Yes the engine grounds through the hull. But that's no reason not to use an isolated busbar. At least you can try to keep the galvanic corrosion isolated to the transom. Also, while moving the battery (to fill water, etc.), I believe failure is less likely--at the least, easier to diagnose and repair--if you have a single ring terminal or lug to the battery (i.e., ground strap to the busbar) than if you have multiple ring terminals or multiple wires into one ring terminal at the battery.

It is easy to isolate the busbar from the hull; either use something like a Blue Seas Systems minibus with a phenolic baseplate, or screw any old busbar to a piece of plastic and bolt the plastic to the hull.

And as for the master switch, that is ABYC standard, aluminum hull or no. I misspoke when I said "prevent shorts"; I meant to say it would act to help prevent battery drain from a "trickle" short.
 

Silvertip

Supreme Mariner
Joined
Sep 22, 2003
Messages
28,771
Re: Wiring Diagram Critique

If it is a standard, why aren't small recreational boats that do not have shore power capability wired that way? I didn't say it wouldn't work did I? I "suggested" that it was unnecessary.

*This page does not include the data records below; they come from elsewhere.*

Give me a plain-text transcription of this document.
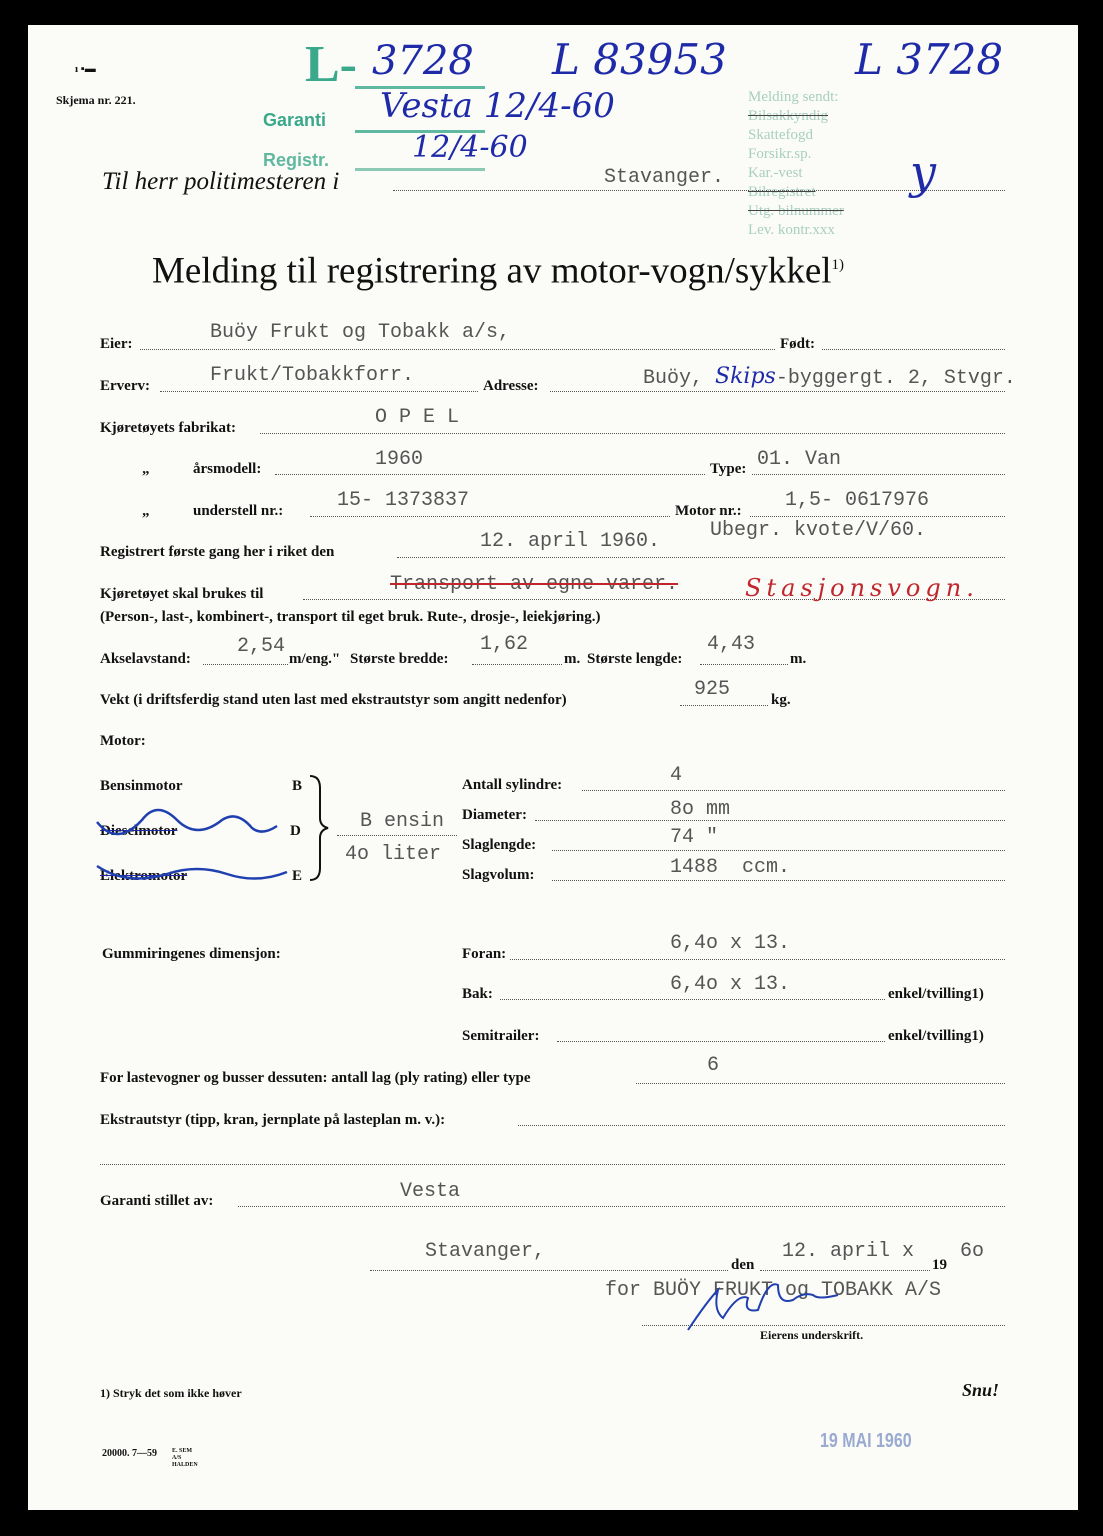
ı ▪▬
Skjema nr. 221.
L- 3728 L 83953	L 3728
Garanti Vesta 12/4-60
Registr.	12/4-60
Til herr politimesteren i	Stavanger.
Melding sendt:
Bilsakkyndig
Skattefogd
Forsikr.sp.
Kar.-vest
Bilregistret
Utg. bilnummer
Lev. kontr.xxx
y
Melding til registrering av motor-vogn/sykkel$^{1)}$
Eier:	Buöy Frukt og Tobakk a/s,	Født:
Erverv:	Frukt/Tobakkforr.	Adresse:	Buöy, Skips-byggergt. 2, Stvgr.
Kjøretøyets fabrikat:	O P E L
„	årsmodell:	1960	Type: 01. Van
„	understell nr.:	15- 1373837	Motor nr.: 1,5- 0617976
Ubegr. kvote/V/60.
Registrert første gang her i riket den	12. april 1960.
Kjøretøyet skal brukes til	Transport av egne varer.	Stasjonsvogn.
(Person-, last-, kombinert-, transport til eget bruk. Rute-, drosje-, leiekjøring.)
Akselavstand:
2,54
m/eng." Største bredde:
1,62
m. Største lengde:
4,43
m.
Vekt (i driftsferdig stand uten last med ekstrautstyr som angitt nedenfor)	925	kg.
Motor:
Bensinmotor	B
Dieselmotor	D
Elektromotor	E
B ensin
4o liter
Antall sylindre:	4
Diameter:	8o mm
Slaglengde:	74 "
Slagvolum:	1488  ccm.
Gummiringenes dimensjon:	Foran:	6,4o x 13.
Bak:	6,4o x 13.	enkel/tvilling1)
Semitrailer:	enkel/tvilling1)
For lastevogner og busser dessuten: antall lag (ply rating) eller type
6
Ekstrautstyr (tipp, kran, jernplate på lasteplan m. v.):
Garanti stillet av:	Vesta
Stavanger,
den
12. april x
19
6o
for BUÖY FRUKT og TOBAKK A/S
Eierens underskrift.
1) Stryk det som ikke høver	Snu!
20000. 7—59	E. SEM A/S HALDEN
19 MAI 1960
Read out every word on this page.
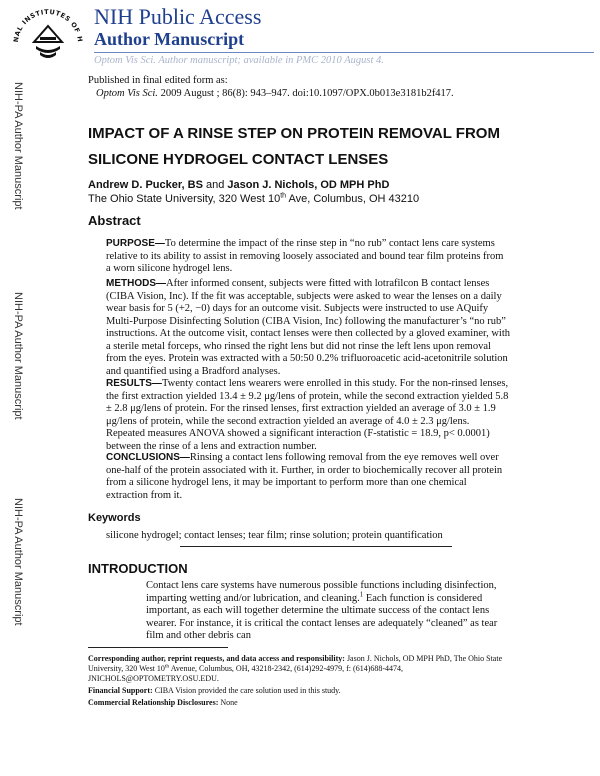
NAL INSTITUTES OF H
NIH Public Access
Author Manuscript
Optom Vis Sci. Author manuscript; available in PMC 2010 August 4.
NIH-PA Author Manuscript
NIH-PA Author Manuscript
NIH-PA Author Manuscript
Published in final edited form as:
Optom Vis Sci. 2009 August ; 86(8): 943–947. doi:10.1097/OPX.0b013e3181b2f417.
IMPACT OF A RINSE STEP ON PROTEIN REMOVAL FROM SILICONE HYDROGEL CONTACT LENSES
Andrew D. Pucker, BS and Jason J. Nichols, OD MPH PhD
The Ohio State University, 320 West 10th Ave, Columbus, OH 43210
Abstract
PURPOSE—To determine the impact of the rinse step in “no rub” contact lens care systems relative to its ability to assist in removing loosely associated and bound tear film proteins from a worn silicone hydrogel lens.
METHODS—After informed consent, subjects were fitted with lotrafilcon B contact lenses (CIBA Vision, Inc). If the fit was acceptable, subjects were asked to wear the lenses on a daily wear basis for 5 (+2, −0) days for an outcome visit. Subjects were instructed to use AQuify Multi-Purpose Disinfecting Solution (CIBA Vision, Inc) following the manufacturer’s “no rub” instructions. At the outcome visit, contact lenses were then collected by a gloved examiner, with a sterile metal forceps, who rinsed the right lens but did not rinse the left lens upon removal from the eyes. Protein was extracted with a 50:50 0.2% trifluoroacetic acid-acetonitrile solution and quantified using a Bradford analyses.
RESULTS—Twenty contact lens wearers were enrolled in this study. For the non-rinsed lenses, the first extraction yielded 13.4 ± 9.2 μg/lens of protein, while the second extraction yielded 5.8 ± 2.8 μg/lens of protein. For the rinsed lenses, first extraction yielded an average of 3.0 ± 1.9 μg/lens of protein, while the second extraction yielded an average of 4.0 ± 2.3 μg/lens. Repeated measures ANOVA showed a significant interaction (F-statistic = 18.9, p< 0.0001) between the rinse of a lens and extraction number.
CONCLUSIONS—Rinsing a contact lens following removal from the eye removes well over one-half of the protein associated with it. Further, in order to biochemically recover all protein from a silicone hydrogel lens, it may be important to perform more than one chemical extraction from it.
Keywords
silicone hydrogel; contact lenses; tear film; rinse solution; protein quantification
INTRODUCTION
Contact lens care systems have numerous possible functions including disinfection, imparting wetting and/or lubrication, and cleaning.$^1$ Each function is considered important, as each will together determine the ultimate success of the contact lens wearer. For instance, it is critical the contact lenses are adequately “cleaned” as tear film and other debris can
Corresponding author, reprint requests, and data access and responsibility: Jason J. Nichols, OD MPH PhD, The Ohio State University, 320 West 10th Avenue, Columbus, OH, 43218-2342, (614)292-4979, f: (614)688-4474, JNICHOLS@OPTOMETRY.OSU.EDU.
Financial Support: CIBA Vision provided the care solution used in this study.
Commercial Relationship Disclosures: None
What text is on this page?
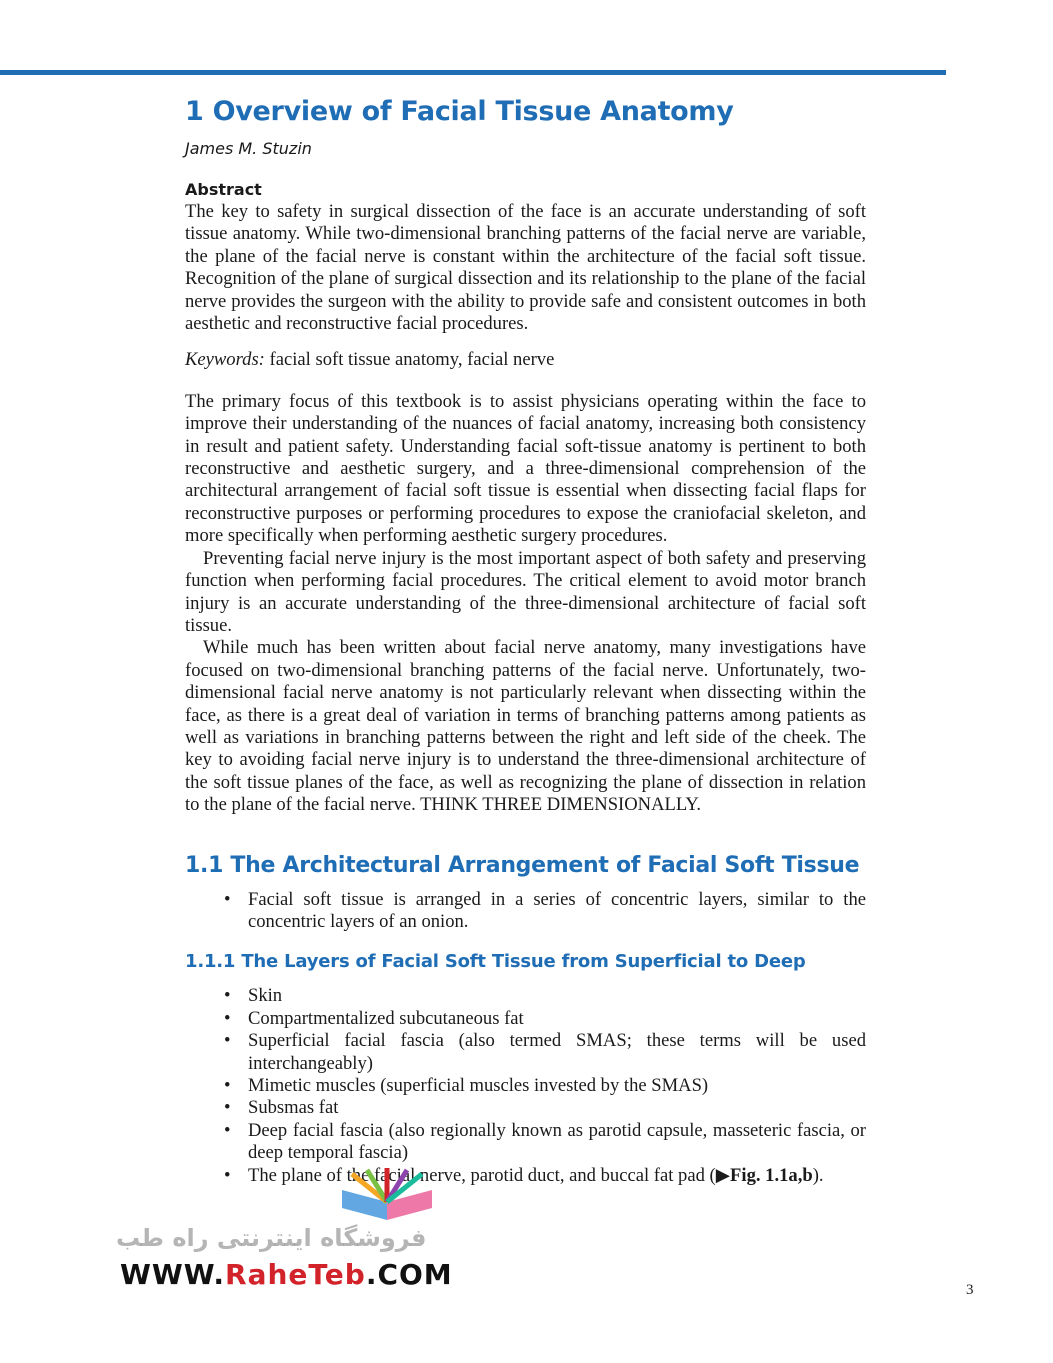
1 Overview of Facial Tissue Anatomy
James M. Stuzin
Abstract

The key to safety in surgical dissection of the face is an accurate understanding of soft tissue anatomy. While two-dimensional branching patterns of the facial nerve are variable, the plane of the facial nerve is constant within the architecture of the facial soft tissue. Recognition of the plane of surgical dissection and its relationship to the plane of the facial nerve provides the surgeon with the ability to provide safe and consistent outcomes in both aesthetic and reconstructive facial procedures.

Keywords: facial soft tissue anatomy, facial nerve

The primary focus of this textbook is to assist physicians operating within the face to improve their understanding of the nuances of facial anatomy, increasing both consistency in result and patient safety. Understanding facial soft-tissue anatomy is pertinent to both reconstructive and aesthetic surgery, and a three-dimensional comprehension of the architectural arrangement of facial soft tissue is essential when dissecting facial flaps for reconstructive purposes or performing procedures to expose the craniofacial skeleton, and more specifically when performing aesthetic surgery procedures.

Preventing facial nerve injury is the most important aspect of both safety and preserving function when performing facial procedures. The critical element to avoid motor branch injury is an accurate understanding of the three-dimensional architecture of facial soft tissue.

While much has been written about facial nerve anatomy, many investigations have focused on two-dimensional branching patterns of the facial nerve. Unfortunately, two-dimensional facial nerve anatomy is not particularly relevant when dissecting within the face, as there is a great deal of variation in terms of branching patterns among patients as well as variations in branching patterns between the right and left side of the cheek. The key to avoiding facial nerve injury is to understand the three-dimensional architecture of the soft tissue planes of the face, as well as recognizing the plane of dissection in relation to the plane of the facial nerve. THINK THREE DIMENSIONALLY.

1.1 The Architectural Arrangement of Facial Soft Tissue
• Facial soft tissue is arranged in a series of concentric layers, similar to the concentric layers of an onion.
1.1.1 The Layers of Facial Soft Tissue from Superficial to Deep
• Skin
• Compartmentalized subcutaneous fat
• Superficial facial fascia (also termed SMAS; these terms will be used interchangeably)
• Mimetic muscles (superficial muscles invested by the SMAS)
• Subsmas fat
• Deep facial fascia (also regionally known as parotid capsule, masseteric fascia, or deep temporal fascia)
• The plane of the facial nerve, parotid duct, and buccal fat pad (▶Fig. 1.1a,b).
فروشگاه اینترنتی راه طب
WWW.RaheTeb.COM	3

I also "suggested" that the bar creates multiple points of failure. Not that it wouldn't work. As for whizzing in my Cheerios, I eat healthier than that. Had they whizzed on my fruit & veggies, THEN I would be upset. You are participating in an on-line forum -- pull up your big boy panties. It is your option to take or ignore advice and comment. As for communications skills -- if you only knew!!!!! Just trying to head off another ground-to-the-hull discussion.
 

bruceb58

Supreme Mariner
Joined
Mar 5, 2006
Messages
30,603
Re: Wiring Diagram Critique

Grounding to the hull is fine as long as you aren't expecting any current to be flowing through the hull. The only purpose of grounding to the hull is to get it at the same potential as the other grounds on your boat.
 

DerDer

Recruit
Joined
Mar 5, 2008
Messages
5
Re: Wiring Diagram Critique

I'll drop the 2nd battery switch.

Thanks for the help. I appreaciate the knowledge on this board. I've learned a lot from you guys.